Feuerwehr

Gas an Hagener Straße ausgetreten, Bewohner evakuiert

Als Ursache vermutet die Feuerwehr undichte Propangasflaschen, die ein Anwohner in seinem Haus gelagert hatte. (Symbolbild)

Als Ursache vermutet die Feuerwehr undichte Propangasflaschen, die ein Anwohner in seinem Haus gelagert hatte. (Symbolbild)

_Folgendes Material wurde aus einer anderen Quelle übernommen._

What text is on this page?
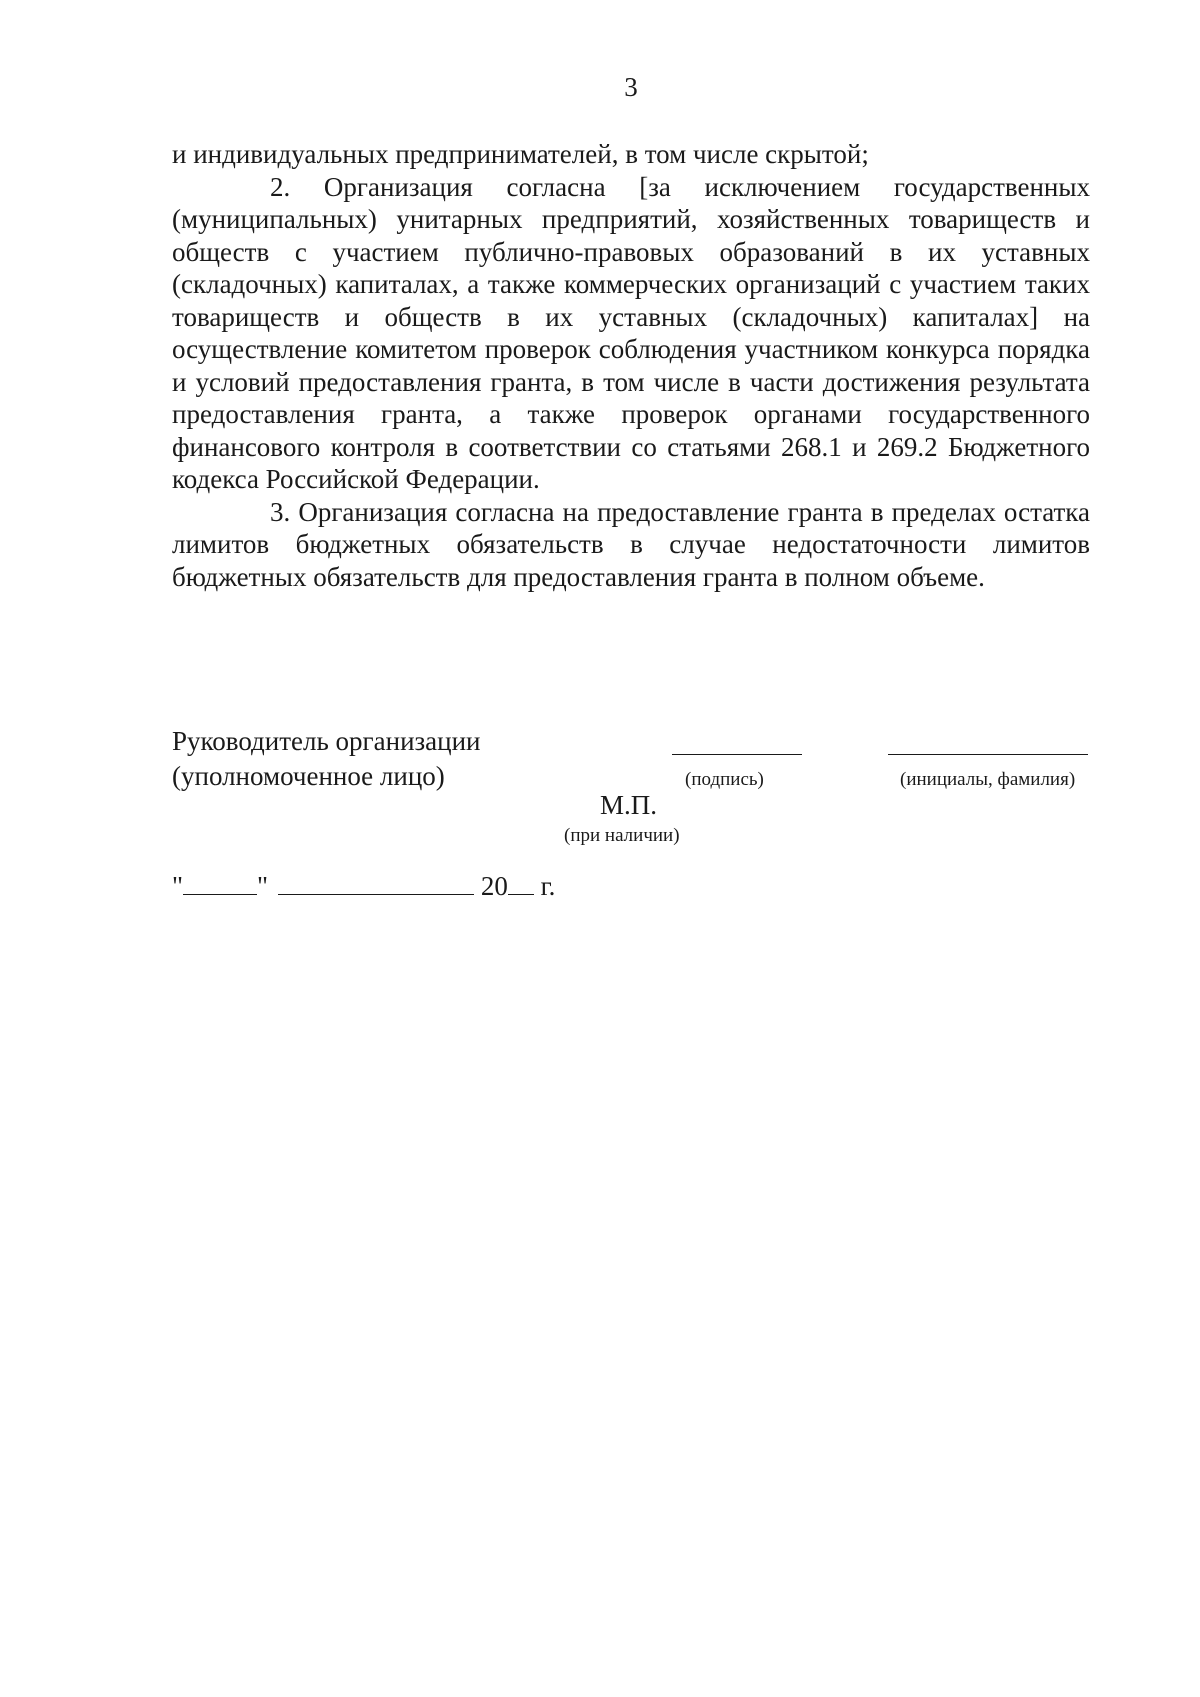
3

и индивидуальных предпринимателей, в том числе скрытой;

2. Организация согласна [за исключением государственных (муниципальных) унитарных предприятий, хозяйственных товариществ и обществ с участием публично-правовых образований в их уставных (складочных) капиталах, а также коммерческих организаций с участием таких товариществ и обществ в их уставных (складочных) капиталах] на осуществление комитетом проверок соблюдения участником конкурса порядка и условий предоставления гранта, в том числе в части достижения результата предоставления гранта, а также проверок органами государственного финансового контроля в соответствии со статьями 268.1 и 269.2 Бюджетного кодекса Российской Федерации.

3. Организация согласна на предоставление гранта в пределах остатка лимитов бюджетных обязательств в случае недостаточности лимитов бюджетных обязательств для предоставления гранта в полном объеме.

Руководитель организации
(уполномоченное лицо)	(подпись)	(инициалы, фамилия)
М.П.
(при наличии)
"	"	20 г.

Foto: Carsten Rehder / dpa

Letmathe.  Wegen ausgetretenen Gases an der Hagener Straße räumte die Feuerwehr am Samstagabend drei Gebäude in der Letmather Innenstadt.

Inhalt 
ARTIKEL AUF EINER SEITE LESEN >

Aufregung in der Letmather Innenstadt: Am Samstagabend war die Feuerwehr an der Hagener Straße mit insgesamt 38 Kräften im Einsatz, nachdem kurz nach 21 Uhr ein Notruf mit dem Hinweis auf Gasgeruch eingegangen war. Als die erste Einheit eintraf, standen bereits Personen auf der Straße, berichtet ein Sprecher. Vor Ort gab es die Bestätigung: Der Geruch des beigesetzten Warnstoffs war wahrnehmbar und Messgeräte der Feuerwehr bestätigten die Propangaskonzentration in der Luft, ebenso die ebenfalls hinzugezogenen Experten der Stadtwerke.

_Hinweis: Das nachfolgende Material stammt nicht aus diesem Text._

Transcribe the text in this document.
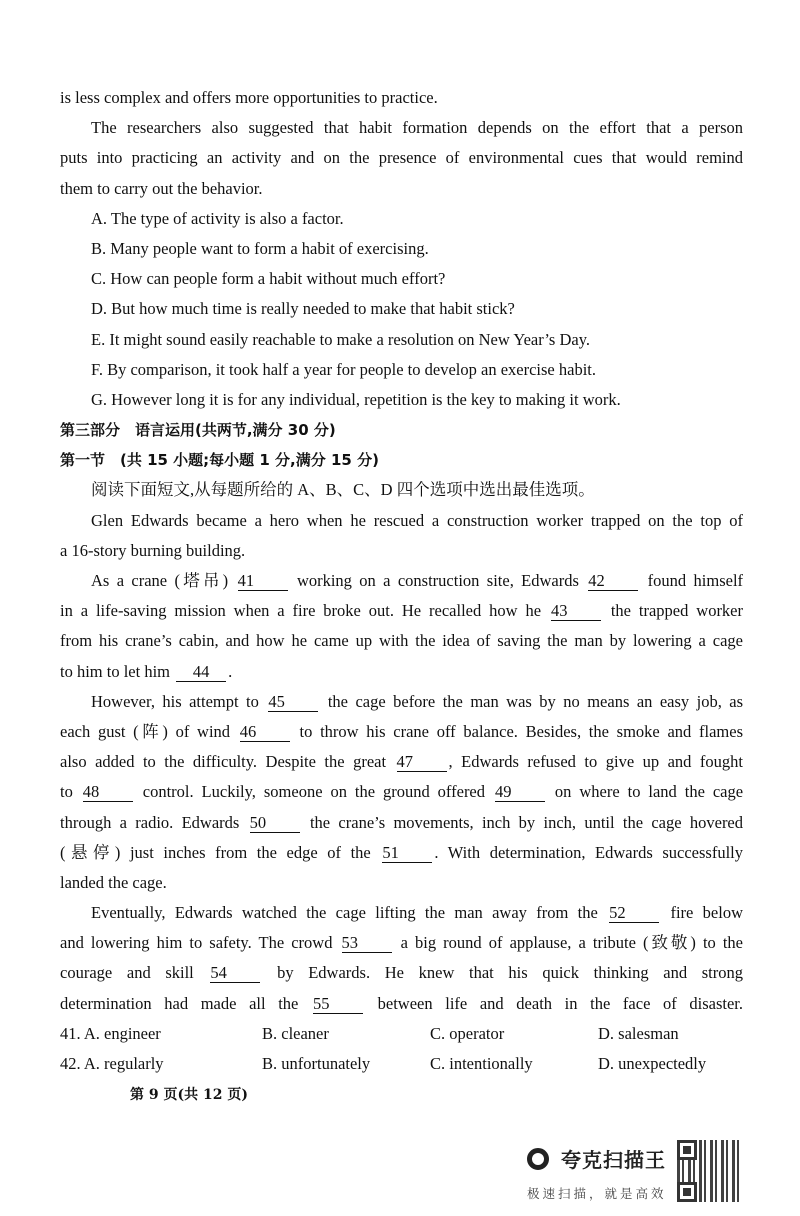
is less complex and offers more opportunities to practice.
The researchers also suggested that habit formation depends on the effort that a person
puts into practicing an activity and on the presence of environmental cues that would remind
them to carry out the behavior.
A. The type of activity is also a factor.
B. Many people want to form a habit of exercising.
C. How can people form a habit without much effort?
D. But how much time is really needed to make that habit stick?
E. It might sound easily reachable to make a resolution on New Year’s Day.
F. By comparison, it took half a year for people to develop an exercise habit.
G. However long it is for any individual, repetition is the key to making it work.
第三部分　语言运用(共两节,满分 30 分)
第一节　(共 15 小题;每小题 1 分,满分 15 分)
阅读下面短文,从每题所给的 A、B、C、D 四个选项中选出最佳选项。
Glen Edwards became a hero when he rescued a construction worker trapped on the top of
a 16-story burning building.
As a crane (塔吊) 41	working on a construction site, Edwards 42	found himself
in a life-saving mission when a fire broke out. He recalled how he 43	the trapped worker
from his crane’s cabin, and how he came up with the idea of saving the man by lowering a cage
to him to let him 44 .
However, his attempt to 45	the cage before the man was by no means an easy job, as
each gust (阵) of wind 46	to throw his crane off balance. Besides, the smoke and flames
also added to the difficulty. Despite the great 47 , Edwards refused to give up and fought
to 48	control. Luckily, someone on the ground offered 49	on where to land the cage
through a radio. Edwards 50	the crane’s movements, inch by inch, until the cage hovered
(悬停) just inches from the edge of the 51 . With determination, Edwards successfully
landed the cage.
Eventually, Edwards watched the cage lifting the man away from the 52	fire below
and lowering him to safety. The crowd 53	a big round of applause, a tribute (致敬) to the
courage and skill 54	by Edwards. He knew that his quick thinking and strong
determination had made all the 55	between life and death in the face of disaster.
41. A. engineer	B. cleaner	C. operator	D. salesman
42. A. regularly	B. unfortunately	C. intentionally	D. unexpectedly
第 9 页(共 12 页)
夸克扫描王
极速扫描，就是高效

Daraufhin forderte die Feuerwehr Verstärkung an, um für den schlimmsten Fall einer Explosion gewappnet zu sein. Das betroffene Gebäude, ein zweistöckiges Wohn- und Geschäftshaus, wurde ebenso evakuiert wie die beiden unmittelbar benachbarten. Die Gaszuleitung wurde abgedreht, die Fachleute waren sich aber schnell sicher, ein Leck in der städtischen Leitung ausschließen zu können. Als wahrscheinliche Ursache gelten Propangasflaschen, die ein Anwohner in seinem Haus lagerte und von denen wohl mindestens eine undicht geworden war. Die fraglichen Kartuschen seien für den Campingbedarf frei verkäuflich und könnten legal auf diese Weise aufbewahrt werden, kommentierte der Feuerwehrsprecher auf Nachfrage.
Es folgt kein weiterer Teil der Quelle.